Similar to the above example but for an 8-bit unsigned integer image. Note the image.get() returns 'int' and not 'byte'.

public static void function( ImageInteger image )
{
	int pixel = image.get(5,23);
	image.set(5,23,50);

In fact the same code will work for all integer images, except SInt64 which uses longs and not ints. Internally UInt8 stores its pixels as a byte array, but set() and get() return int because Java internally does not use bytes on the register.

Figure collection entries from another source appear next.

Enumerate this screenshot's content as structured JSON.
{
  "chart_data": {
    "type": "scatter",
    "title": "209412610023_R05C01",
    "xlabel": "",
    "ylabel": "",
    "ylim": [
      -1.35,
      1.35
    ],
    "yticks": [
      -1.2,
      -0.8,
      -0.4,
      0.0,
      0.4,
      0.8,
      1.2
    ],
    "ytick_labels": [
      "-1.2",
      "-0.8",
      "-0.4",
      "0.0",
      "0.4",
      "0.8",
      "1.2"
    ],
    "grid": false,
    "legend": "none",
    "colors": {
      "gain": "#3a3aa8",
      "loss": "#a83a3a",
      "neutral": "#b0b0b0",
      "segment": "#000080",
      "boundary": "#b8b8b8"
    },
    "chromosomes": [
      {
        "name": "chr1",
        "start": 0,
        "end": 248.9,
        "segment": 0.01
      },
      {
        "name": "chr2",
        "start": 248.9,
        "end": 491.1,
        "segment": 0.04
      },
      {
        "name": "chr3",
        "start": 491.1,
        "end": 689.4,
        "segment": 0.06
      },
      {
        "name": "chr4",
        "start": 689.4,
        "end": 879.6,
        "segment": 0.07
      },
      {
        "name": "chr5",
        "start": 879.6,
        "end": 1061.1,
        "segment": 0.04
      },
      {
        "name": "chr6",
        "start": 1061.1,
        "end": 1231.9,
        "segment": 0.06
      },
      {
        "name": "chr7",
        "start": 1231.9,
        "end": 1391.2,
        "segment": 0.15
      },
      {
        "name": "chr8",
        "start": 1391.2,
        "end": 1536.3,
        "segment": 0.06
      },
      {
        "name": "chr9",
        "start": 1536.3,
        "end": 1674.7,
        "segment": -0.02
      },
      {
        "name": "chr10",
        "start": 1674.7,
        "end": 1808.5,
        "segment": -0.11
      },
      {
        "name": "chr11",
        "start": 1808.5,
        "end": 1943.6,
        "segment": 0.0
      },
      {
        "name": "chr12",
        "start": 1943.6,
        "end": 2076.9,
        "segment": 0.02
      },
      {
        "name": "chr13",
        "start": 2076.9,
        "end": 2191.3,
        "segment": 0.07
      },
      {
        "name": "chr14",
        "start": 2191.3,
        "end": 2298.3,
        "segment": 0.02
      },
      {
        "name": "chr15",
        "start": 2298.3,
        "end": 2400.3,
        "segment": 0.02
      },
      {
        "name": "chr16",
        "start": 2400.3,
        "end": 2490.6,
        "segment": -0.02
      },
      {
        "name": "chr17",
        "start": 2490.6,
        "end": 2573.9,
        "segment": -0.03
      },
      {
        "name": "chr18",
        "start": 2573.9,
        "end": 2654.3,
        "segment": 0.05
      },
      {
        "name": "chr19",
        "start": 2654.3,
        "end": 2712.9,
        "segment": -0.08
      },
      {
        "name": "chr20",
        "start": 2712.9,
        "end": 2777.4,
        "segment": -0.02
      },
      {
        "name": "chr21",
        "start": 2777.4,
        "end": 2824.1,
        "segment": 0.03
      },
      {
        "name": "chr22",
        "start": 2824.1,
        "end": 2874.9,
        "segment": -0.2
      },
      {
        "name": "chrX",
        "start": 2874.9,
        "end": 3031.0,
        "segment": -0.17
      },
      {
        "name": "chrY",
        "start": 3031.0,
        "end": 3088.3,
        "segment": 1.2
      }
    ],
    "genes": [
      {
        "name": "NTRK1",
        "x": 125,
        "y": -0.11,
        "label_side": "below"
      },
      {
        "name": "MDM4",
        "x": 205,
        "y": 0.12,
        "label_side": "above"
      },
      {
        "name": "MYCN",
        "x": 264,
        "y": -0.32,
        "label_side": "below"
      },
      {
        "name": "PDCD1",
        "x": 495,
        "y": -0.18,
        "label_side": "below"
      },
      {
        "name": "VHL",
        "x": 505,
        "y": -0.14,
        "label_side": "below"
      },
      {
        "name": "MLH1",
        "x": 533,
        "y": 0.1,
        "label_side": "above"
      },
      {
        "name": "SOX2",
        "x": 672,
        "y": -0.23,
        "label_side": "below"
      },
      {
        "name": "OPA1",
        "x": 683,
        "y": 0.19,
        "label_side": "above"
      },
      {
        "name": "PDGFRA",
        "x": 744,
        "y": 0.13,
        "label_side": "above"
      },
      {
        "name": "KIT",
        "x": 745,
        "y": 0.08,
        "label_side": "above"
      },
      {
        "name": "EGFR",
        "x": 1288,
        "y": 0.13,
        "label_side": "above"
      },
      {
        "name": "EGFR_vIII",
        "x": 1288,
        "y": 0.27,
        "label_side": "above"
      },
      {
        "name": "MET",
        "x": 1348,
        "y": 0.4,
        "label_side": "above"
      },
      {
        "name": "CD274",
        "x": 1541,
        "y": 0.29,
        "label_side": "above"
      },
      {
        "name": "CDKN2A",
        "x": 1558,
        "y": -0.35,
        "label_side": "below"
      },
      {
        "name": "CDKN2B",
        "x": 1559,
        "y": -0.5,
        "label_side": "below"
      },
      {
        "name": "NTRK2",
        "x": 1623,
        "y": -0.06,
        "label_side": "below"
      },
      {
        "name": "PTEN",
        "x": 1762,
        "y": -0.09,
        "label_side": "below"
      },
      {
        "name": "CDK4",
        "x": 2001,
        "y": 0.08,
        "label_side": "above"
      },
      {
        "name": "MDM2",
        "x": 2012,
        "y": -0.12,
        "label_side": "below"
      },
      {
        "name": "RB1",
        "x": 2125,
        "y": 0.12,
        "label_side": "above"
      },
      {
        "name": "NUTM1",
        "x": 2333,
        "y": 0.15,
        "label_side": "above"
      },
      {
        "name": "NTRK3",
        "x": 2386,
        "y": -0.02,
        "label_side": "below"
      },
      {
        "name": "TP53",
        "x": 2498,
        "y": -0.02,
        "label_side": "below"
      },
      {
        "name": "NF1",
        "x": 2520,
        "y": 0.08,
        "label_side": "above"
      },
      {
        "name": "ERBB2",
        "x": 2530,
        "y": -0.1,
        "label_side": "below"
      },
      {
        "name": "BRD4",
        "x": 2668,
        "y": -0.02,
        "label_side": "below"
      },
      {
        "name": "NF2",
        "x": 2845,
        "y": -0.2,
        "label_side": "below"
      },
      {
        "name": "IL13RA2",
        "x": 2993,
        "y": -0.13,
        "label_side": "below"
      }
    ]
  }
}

public static void function( MultiSpectral<ImageUInt8> image )
{
	int pixel = image.getBand(0).get(5,23);
	image.getBand(0).set(5,23,50);

MultiSpectral images are essentially arrays of ImageSingleBands. To set or get a pixel value first access the particular band that needs to be changed then use the standard accessors inside of ImageSingleBand.

Filters

public static void procedural( ImageUInt8 input )
{
	ImageUInt8 blurred = new ImageUInt8(input.width,input.height);
	BlurImageOps.gaussian(input,blurred,-1,blurRadius,null);

Applies Gaussian blur to an image using a type specific procedural interface.

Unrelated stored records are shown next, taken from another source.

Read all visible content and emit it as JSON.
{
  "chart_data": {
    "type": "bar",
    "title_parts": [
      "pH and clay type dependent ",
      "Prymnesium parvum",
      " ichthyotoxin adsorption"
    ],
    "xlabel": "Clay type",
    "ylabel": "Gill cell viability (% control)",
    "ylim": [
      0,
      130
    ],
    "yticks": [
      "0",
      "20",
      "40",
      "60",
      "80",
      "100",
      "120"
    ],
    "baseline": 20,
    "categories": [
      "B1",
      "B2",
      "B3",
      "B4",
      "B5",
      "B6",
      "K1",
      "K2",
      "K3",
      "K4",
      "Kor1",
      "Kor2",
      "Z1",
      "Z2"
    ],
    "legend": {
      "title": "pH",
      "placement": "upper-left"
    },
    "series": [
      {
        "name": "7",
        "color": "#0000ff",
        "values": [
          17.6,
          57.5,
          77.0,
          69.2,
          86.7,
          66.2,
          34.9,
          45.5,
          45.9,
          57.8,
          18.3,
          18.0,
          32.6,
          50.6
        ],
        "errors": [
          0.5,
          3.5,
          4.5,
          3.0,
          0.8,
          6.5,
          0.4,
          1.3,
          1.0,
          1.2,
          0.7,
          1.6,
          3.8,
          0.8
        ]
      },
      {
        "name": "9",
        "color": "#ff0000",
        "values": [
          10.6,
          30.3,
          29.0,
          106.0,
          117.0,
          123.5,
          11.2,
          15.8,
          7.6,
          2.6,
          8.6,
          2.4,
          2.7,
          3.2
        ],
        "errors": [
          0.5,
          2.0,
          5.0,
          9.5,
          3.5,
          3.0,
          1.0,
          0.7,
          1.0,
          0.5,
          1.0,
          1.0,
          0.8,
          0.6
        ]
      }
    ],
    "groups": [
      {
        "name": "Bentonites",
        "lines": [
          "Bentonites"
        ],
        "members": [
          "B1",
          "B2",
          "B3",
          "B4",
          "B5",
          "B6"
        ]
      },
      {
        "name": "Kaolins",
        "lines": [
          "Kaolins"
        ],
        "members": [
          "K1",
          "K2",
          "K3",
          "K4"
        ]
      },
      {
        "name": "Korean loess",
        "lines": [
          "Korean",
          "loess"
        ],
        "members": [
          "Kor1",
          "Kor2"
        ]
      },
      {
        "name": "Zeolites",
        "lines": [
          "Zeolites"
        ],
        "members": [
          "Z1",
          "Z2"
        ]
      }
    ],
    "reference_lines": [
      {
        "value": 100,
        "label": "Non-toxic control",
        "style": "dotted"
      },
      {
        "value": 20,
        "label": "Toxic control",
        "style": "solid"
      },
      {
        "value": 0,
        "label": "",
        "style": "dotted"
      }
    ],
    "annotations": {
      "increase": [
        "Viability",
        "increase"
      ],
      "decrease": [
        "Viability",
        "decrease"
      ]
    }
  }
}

public static <T extends ImageSingleBand, D extends ImageSingleBand>
void generalized( T input )
{
	Class<T> inputType = (Class<T>)input.getClass();

	T blurred = GeneralizedImageOps.createImage(inputType,input.width, input.height);
	GBlurImageOps.gaussian(input, blurred, -1, blurRadius, null);

Applies Gaussian blur to an image using an abstracted procedural interface. Note the G in front of BlurImageOps that indicates it contains generic functions.

public static <T extends ImageSingleBand, D extends ImageSingleBand>
void filter( T input )
{
	Class<T> inputType = (Class<T>)input.getClass();
	T blurred = GeneralizedImageOps.createImage(inputType, input.width, input.height);
	BlurFilter<T> filterBlur = FactoryBlurFilter.gaussian(inputType, -1, blurRadius);
	filterBlur.process(input,blurred);

Creates an image filter class for computing the Gaussian blur. Provides greater abstraction.

// type specific sobel
GradientSobel.process(blurred, derivX, derivY, FactoryImageBorder.extend(input));
// generic
GImageDerivativeOps.sobel(blurred, derivX, derivY, BorderType.EXTENDED);
// filter
ImageGradient<T,D> gradient = FactoryDerivative.sobel(inputType, derivType);
gradient.process(blurred,derivX,derivY);

Three ways to compute the image gradient using a Sobel kernel.

public static <T extends ImageSingleBand, D extends ImageSingleBand>
void example( T input , Class<D> derivType ) {
	AnyImageDerivative<T,D> deriv = GImageDerivativeOps.createDerivatives((Class<T>)input.getClass(),derivType);

	deriv.setInput(input);
	D derivX = deriv.getDerivative(true);
	D derivXXY = deriv.getDerivative(true,true,false);

Useful class for computing arbitrary image derivatives. Computes 1st order x-derive and then 3rd order xxy derivative.

Binary Images

ThresholdImageOps.threshold(image, binary, 23, true);

Creates a binary image by thresholding the input image. Binary must be of type ImageUInt8.

binary = BinaryImageOps.erode8(binary,null);

Apply an erode operation on the binary image, writing over the original image reference.

BinaryImageOps.erode8(binary,output);

Apply an erode operation on the binary image, saving results to the output binary image.

BinaryImageOps.erode4(binary,output);

Apply an erode operation with a 4-connect rule.

int numBlobs = BinaryImageOps.labelBlobs4(binary,blobs);

Detect and label blobs in the binary image using a 4-connect rule. blobs is an image of type ImageSInt32.

BufferedImage visualized = VisualizeBinaryData.renderLabeled(blobs, numBlobs, null);

Renders the detected blobs in a colored image.

BufferedImage visualized = VisualizeBinaryData.renderBinary(binary,null);

Renders the binary image as a black white image.